The PUC set forth the following framework for PCIA prepayment
a. The prepayment shall be based on a "mutually acceptable" forecast of that customer's future PCIA obligation;
b. The prepayment may shall take the form of either (1) a one-time payment; or (2) a series of levelized payments over 2-5 years;
c. The prepayment shall not be trued-up;
d. Once the prepayment has been made, the customer shall not receive any refunds if it returns to bundled service; and
e. After prepayment is finalized, the customer may switch among competitive retail sellers without incurring any new PCIA obligation.
The Commission declined to adopt a sunset of the obligation to pay the PCIA.
The PUC said that it is not practical to attempt to implement voluntary allocation and auction mechanisms for utility supply assets associated with departing load by January 2019. Specifically, the PUC said that Commercial Energy's Voluntary Allocation & Auction Clearinghouse proposal should be further developed in a second phase of this proceeding
As noted above, several of the PCIA components will rely on prices from retail supplier (ESP) and CCA contracts, in addition to utility prices.

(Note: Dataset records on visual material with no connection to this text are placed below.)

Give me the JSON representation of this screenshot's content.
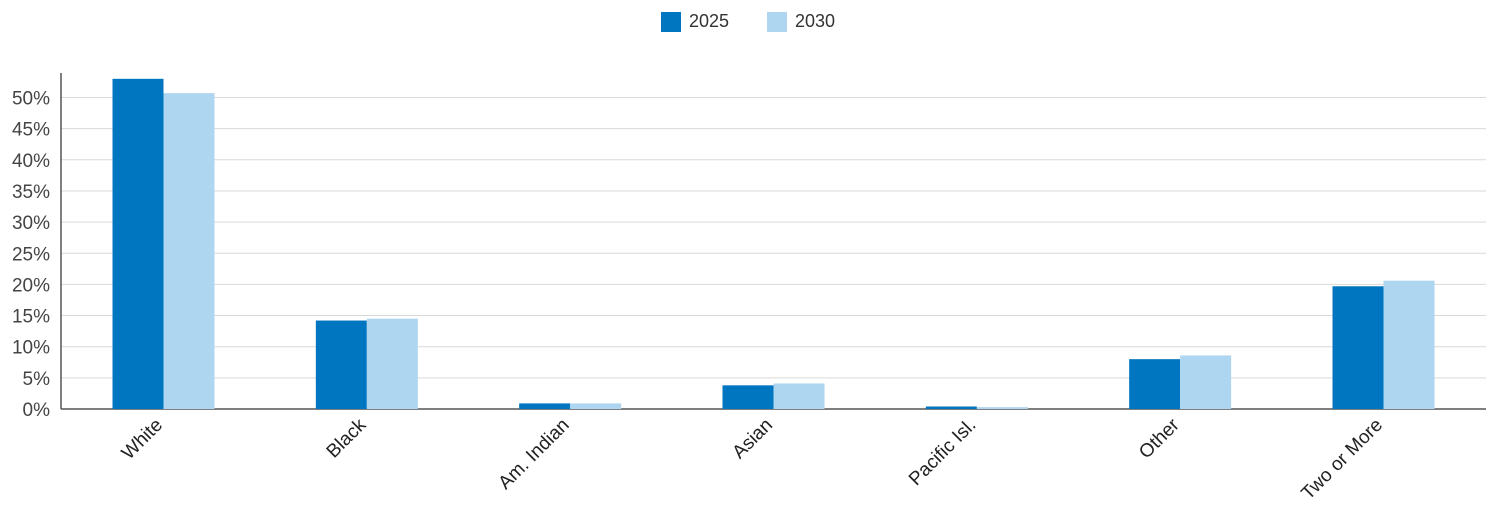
{
  "chart_data": {
    "type": "bar",
    "categories": [
      "White",
      "Black",
      "Am. Indian",
      "Asian",
      "Pacific Isl.",
      "Other",
      "Two or More"
    ],
    "series": [
      {
        "name": "2025",
        "color": "#0076c0",
        "values": [
          53.0,
          14.2,
          0.9,
          3.8,
          0.4,
          8.0,
          19.7
        ]
      },
      {
        "name": "2030",
        "color": "#aed6f1",
        "values": [
          50.7,
          14.5,
          0.9,
          4.1,
          0.3,
          8.6,
          20.6
        ]
      }
    ],
    "y_ticks": [
      "0%",
      "5%",
      "10%",
      "15%",
      "20%",
      "25%",
      "30%",
      "35%",
      "40%",
      "45%",
      "50%"
    ],
    "ylim": [
      0,
      54
    ],
    "grid": true,
    "legend_position": "top-center"
  }
}
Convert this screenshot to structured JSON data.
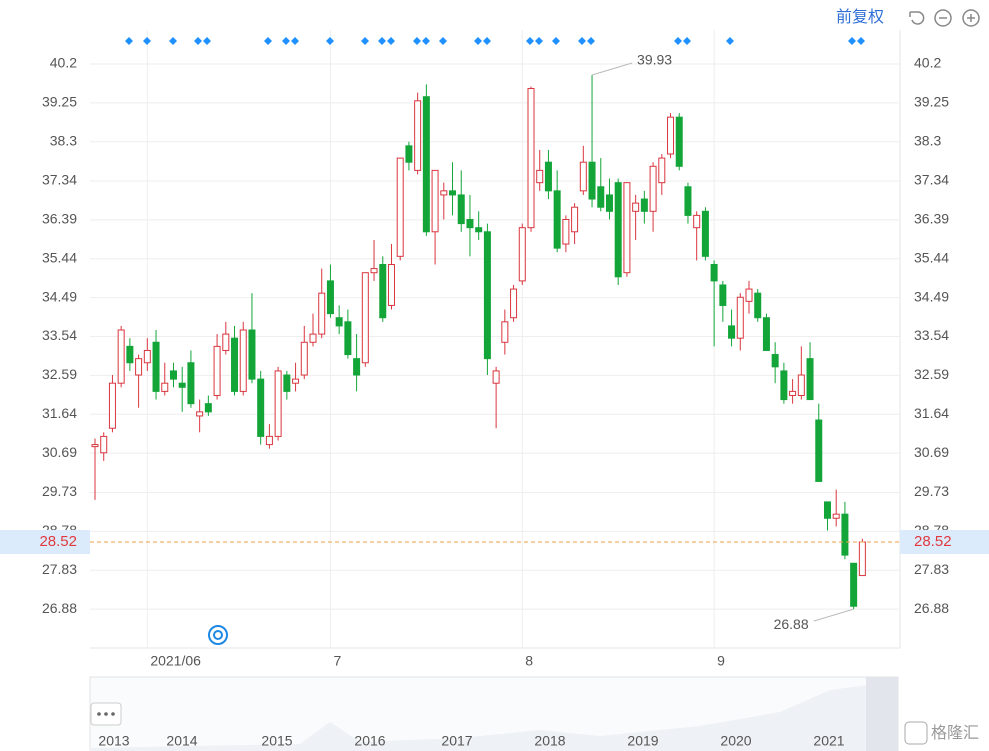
{
  "toolbar": {
    "adjust": "前复权"
  },
  "watermark": "格隆汇",
  "chart_data": {
    "type": "candlestick",
    "up_color": "#d9363e",
    "down_color": "#13a538",
    "ylim": [
      25.93,
      41.03
    ],
    "yticks": [
      40.2,
      39.25,
      38.3,
      37.34,
      36.39,
      35.44,
      34.49,
      33.54,
      32.59,
      31.64,
      30.69,
      29.73,
      28.78,
      27.83,
      26.88
    ],
    "grid": true,
    "last_price": 28.52,
    "annotations": {
      "max": 39.93,
      "min": 26.88
    },
    "categories": [
      null,
      null,
      null,
      null,
      null,
      null,
      "2021/06",
      null,
      null,
      null,
      null,
      null,
      null,
      null,
      null,
      null,
      null,
      null,
      null,
      null,
      null,
      null,
      null,
      null,
      null,
      null,
      null,
      "7",
      null,
      null,
      null,
      null,
      null,
      null,
      null,
      null,
      null,
      null,
      null,
      null,
      null,
      null,
      null,
      null,
      null,
      null,
      null,
      null,
      null,
      "8",
      null,
      null,
      null,
      null,
      null,
      null,
      null,
      null,
      null,
      null,
      null,
      null,
      null,
      null,
      null,
      null,
      null,
      null,
      null,
      null,
      null,
      "9",
      null,
      null,
      null,
      null,
      null,
      null,
      null,
      null,
      null,
      null,
      null,
      null,
      null,
      null,
      null,
      null,
      null
    ],
    "open": [
      30.85,
      30.7,
      31.3,
      32.4,
      33.3,
      32.6,
      32.9,
      33.4,
      32.2,
      32.7,
      32.4,
      32.9,
      31.6,
      31.9,
      32.1,
      33.2,
      33.5,
      32.2,
      33.7,
      32.5,
      30.9,
      31.1,
      32.6,
      32.4,
      32.6,
      33.4,
      33.6,
      34.9,
      34.0,
      33.9,
      33.0,
      32.9,
      35.1,
      35.3,
      34.3,
      35.5,
      38.2,
      37.6,
      39.4,
      36.1,
      37.0,
      37.1,
      37.0,
      36.4,
      36.2,
      36.1,
      32.4,
      33.4,
      34.0,
      34.9,
      36.2,
      37.3,
      37.8,
      37.1,
      35.8,
      36.1,
      37.1,
      37.8,
      37.2,
      37.0,
      37.3,
      35.1,
      36.6,
      36.9,
      36.6,
      37.3,
      38.0,
      38.9,
      37.2,
      36.2,
      36.6,
      35.3,
      34.8,
      33.8,
      33.5,
      34.4,
      34.6,
      34.0,
      33.1,
      32.7,
      32.1,
      32.1,
      33.0,
      31.5,
      29.5,
      29.1,
      29.2,
      28.0,
      27.7
    ],
    "high": [
      31.05,
      31.2,
      32.6,
      33.8,
      33.5,
      33.1,
      33.5,
      33.7,
      32.9,
      32.9,
      32.8,
      33.2,
      32.0,
      32.1,
      33.6,
      33.9,
      33.8,
      33.9,
      34.6,
      32.7,
      31.4,
      32.8,
      32.7,
      32.9,
      33.8,
      34.1,
      35.2,
      35.3,
      34.3,
      34.2,
      33.6,
      35.1,
      35.9,
      35.5,
      35.8,
      37.9,
      38.3,
      39.5,
      39.7,
      37.6,
      37.3,
      37.8,
      37.6,
      37.0,
      36.6,
      36.3,
      32.8,
      34.2,
      34.8,
      36.3,
      39.65,
      38.1,
      38.1,
      37.6,
      36.5,
      36.8,
      38.2,
      39.93,
      37.9,
      37.4,
      37.4,
      37.3,
      37.0,
      37.1,
      37.8,
      38.0,
      39.0,
      39.0,
      37.3,
      36.6,
      36.7,
      35.4,
      34.9,
      34.2,
      34.6,
      34.9,
      34.7,
      34.1,
      33.4,
      32.9,
      32.5,
      33.3,
      33.4,
      31.9,
      29.5,
      29.8,
      29.5,
      28.0,
      28.6
    ],
    "low": [
      29.55,
      30.5,
      31.2,
      32.3,
      32.7,
      31.8,
      32.7,
      32.0,
      32.1,
      32.3,
      31.7,
      31.8,
      31.2,
      31.6,
      32.0,
      33.1,
      32.1,
      32.1,
      32.4,
      30.9,
      30.8,
      31.0,
      32.0,
      32.2,
      32.5,
      33.3,
      33.5,
      34.0,
      33.6,
      33.0,
      32.2,
      32.8,
      34.9,
      33.9,
      34.2,
      35.4,
      37.6,
      37.5,
      36.0,
      35.3,
      36.4,
      36.5,
      36.1,
      35.5,
      35.9,
      32.6,
      31.3,
      33.1,
      33.9,
      34.8,
      36.1,
      37.1,
      36.9,
      35.6,
      35.6,
      35.8,
      37.0,
      36.7,
      36.6,
      36.4,
      34.8,
      35.0,
      35.9,
      36.3,
      36.1,
      37.0,
      37.9,
      37.6,
      36.3,
      35.4,
      35.4,
      33.3,
      33.9,
      33.3,
      33.2,
      34.1,
      33.9,
      33.2,
      32.4,
      31.9,
      31.9,
      32.0,
      32.0,
      30.0,
      28.8,
      28.9,
      28.1,
      26.88,
      27.7
    ],
    "close": [
      30.9,
      31.1,
      32.4,
      33.7,
      32.9,
      33.0,
      33.2,
      32.2,
      32.4,
      32.5,
      32.3,
      31.9,
      31.7,
      31.7,
      33.3,
      33.6,
      32.2,
      33.7,
      32.5,
      31.1,
      31.1,
      32.7,
      32.2,
      32.5,
      33.4,
      33.6,
      34.6,
      34.1,
      33.8,
      33.1,
      32.6,
      35.1,
      35.2,
      34.0,
      35.3,
      37.9,
      37.8,
      39.3,
      36.1,
      37.6,
      37.1,
      37.0,
      36.3,
      36.2,
      36.1,
      33.0,
      32.7,
      33.9,
      34.7,
      36.2,
      39.6,
      37.6,
      37.1,
      35.7,
      36.4,
      36.7,
      37.8,
      36.9,
      36.7,
      36.6,
      35.0,
      37.3,
      36.8,
      36.6,
      37.7,
      37.9,
      38.9,
      37.7,
      36.5,
      36.5,
      35.5,
      34.9,
      34.3,
      33.5,
      34.5,
      34.7,
      34.0,
      33.2,
      32.8,
      32.0,
      32.2,
      32.6,
      32.0,
      30.0,
      29.1,
      29.2,
      28.2,
      26.95,
      28.52
    ]
  },
  "navigator": {
    "years": [
      "2013",
      "2014",
      "2015",
      "2016",
      "2017",
      "2018",
      "2019",
      "2020",
      "2021"
    ]
  }
}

To implement such order, the PUC established new transaction reporting requirements for all Load Serving Entities, including Community Choice Aggregators and Energy Service Providers, "to ensure that the Renewables Portfolio Standard Adder is as accurate as possible."
Beginning in 2019, all Load Serving Entities shall submit the following information to the Commission’s Energy Division on an annual basis by January 31:
• Contract information shall be collected for all Load Serving Entity contracts executed in year n-2, with year n being the forecast year for which the Power Charge Indifference Adjustment calculation is being done.

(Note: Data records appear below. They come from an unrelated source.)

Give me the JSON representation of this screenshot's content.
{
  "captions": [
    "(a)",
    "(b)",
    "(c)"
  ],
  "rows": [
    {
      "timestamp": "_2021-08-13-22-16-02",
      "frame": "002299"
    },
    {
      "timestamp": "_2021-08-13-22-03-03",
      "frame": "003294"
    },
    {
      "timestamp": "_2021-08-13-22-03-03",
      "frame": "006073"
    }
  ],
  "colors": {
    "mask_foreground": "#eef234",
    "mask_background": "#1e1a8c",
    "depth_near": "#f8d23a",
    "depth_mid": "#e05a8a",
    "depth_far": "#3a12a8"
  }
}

• Contract information shall include: seller name, execution date, contract price ($/MWh), term length of contract, capacity (MW), associated Net Quantifying Capacity, annual expected generation (MWh/year), expected generation for year n. If a contract includes Time of Delivery (TOD) adjustments, then the contract’s price shall be TOD-adjusted.

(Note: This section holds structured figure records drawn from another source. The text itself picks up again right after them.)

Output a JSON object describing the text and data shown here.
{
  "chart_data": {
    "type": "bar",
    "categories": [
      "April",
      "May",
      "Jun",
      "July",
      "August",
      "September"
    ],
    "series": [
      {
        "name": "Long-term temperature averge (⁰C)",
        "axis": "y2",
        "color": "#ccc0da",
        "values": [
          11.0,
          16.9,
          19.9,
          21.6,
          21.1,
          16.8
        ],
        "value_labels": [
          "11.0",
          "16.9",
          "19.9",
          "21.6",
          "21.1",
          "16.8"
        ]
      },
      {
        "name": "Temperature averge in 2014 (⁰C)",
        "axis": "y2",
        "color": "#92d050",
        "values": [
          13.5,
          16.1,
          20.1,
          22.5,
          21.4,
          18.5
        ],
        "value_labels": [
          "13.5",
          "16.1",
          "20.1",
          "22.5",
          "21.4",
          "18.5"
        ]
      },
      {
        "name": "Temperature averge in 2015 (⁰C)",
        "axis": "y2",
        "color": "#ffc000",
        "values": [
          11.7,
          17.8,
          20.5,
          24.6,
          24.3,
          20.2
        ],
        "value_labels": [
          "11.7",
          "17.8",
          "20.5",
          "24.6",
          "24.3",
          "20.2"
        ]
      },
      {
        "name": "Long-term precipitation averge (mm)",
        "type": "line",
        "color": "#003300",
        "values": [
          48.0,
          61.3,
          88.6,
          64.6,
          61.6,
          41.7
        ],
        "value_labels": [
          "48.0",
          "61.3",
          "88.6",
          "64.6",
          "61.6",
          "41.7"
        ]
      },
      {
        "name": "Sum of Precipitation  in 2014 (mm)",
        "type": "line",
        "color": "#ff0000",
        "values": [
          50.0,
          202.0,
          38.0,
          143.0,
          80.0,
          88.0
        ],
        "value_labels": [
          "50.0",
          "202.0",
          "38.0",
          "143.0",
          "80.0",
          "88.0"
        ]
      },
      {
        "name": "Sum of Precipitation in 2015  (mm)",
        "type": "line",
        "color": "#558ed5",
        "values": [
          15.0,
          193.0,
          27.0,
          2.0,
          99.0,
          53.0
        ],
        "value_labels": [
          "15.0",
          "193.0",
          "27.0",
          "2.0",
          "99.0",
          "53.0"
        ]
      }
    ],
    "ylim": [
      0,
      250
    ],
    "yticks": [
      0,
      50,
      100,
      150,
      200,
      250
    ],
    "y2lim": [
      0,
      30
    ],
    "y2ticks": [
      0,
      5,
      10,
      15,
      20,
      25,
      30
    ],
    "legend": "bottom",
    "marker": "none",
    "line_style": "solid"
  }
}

The PUC set a second phase of the case to address issues related to departing load on a longer time horizon
The PUC established work groups to address:
1. Benchmark true-up, including for RA and RPS
3. Portfolio Optimization and Cost Reduction
4. Allocation and Auction
The PUC said, "we find that a second phase should be opened in this
proceeding. The second phase’s purpose is to develop structures, processes, and
rules governing portfolio optimization going forward. Portfolio optimization
proposals should include voluntary auction frameworks. Although we decline
to endorse any one voluntary auction proposal at this time, we remind parties
that any proposals should be consistent with the guiding principles in this decision. We anticipate the use of a working group process to develop these optimization proposals further. Some of the proposals offered by parties thus far in this proceeding would, if adopted, require coordination with other Commission proceedings, including the Integrated Resource Planning (IRP), Resource Adequacy (RA), and Renewable Portfolio Standard (RPS) proceedings. The second focus of phase two will be to minimize further accumulation of uneconomic costs. The Commission will consider further guidance and standards for more active management of the utilities’ portfolios in response to departing load in the future, and improvements in forecasting of departing load by all LSEs. Phase two will also consider shareholder responsibility for future portfolio mismanagement, if any, so that neither bundled nor departing customers bear full cost responsibility if utilities do not meet established portfolio management standards. Utilities are of course required to manage their portfolios prudently. Imprudent management would justify disallowing recovery of portfolio costs, and could be considered in ERRA or General Rate Case (GRC) proceedings."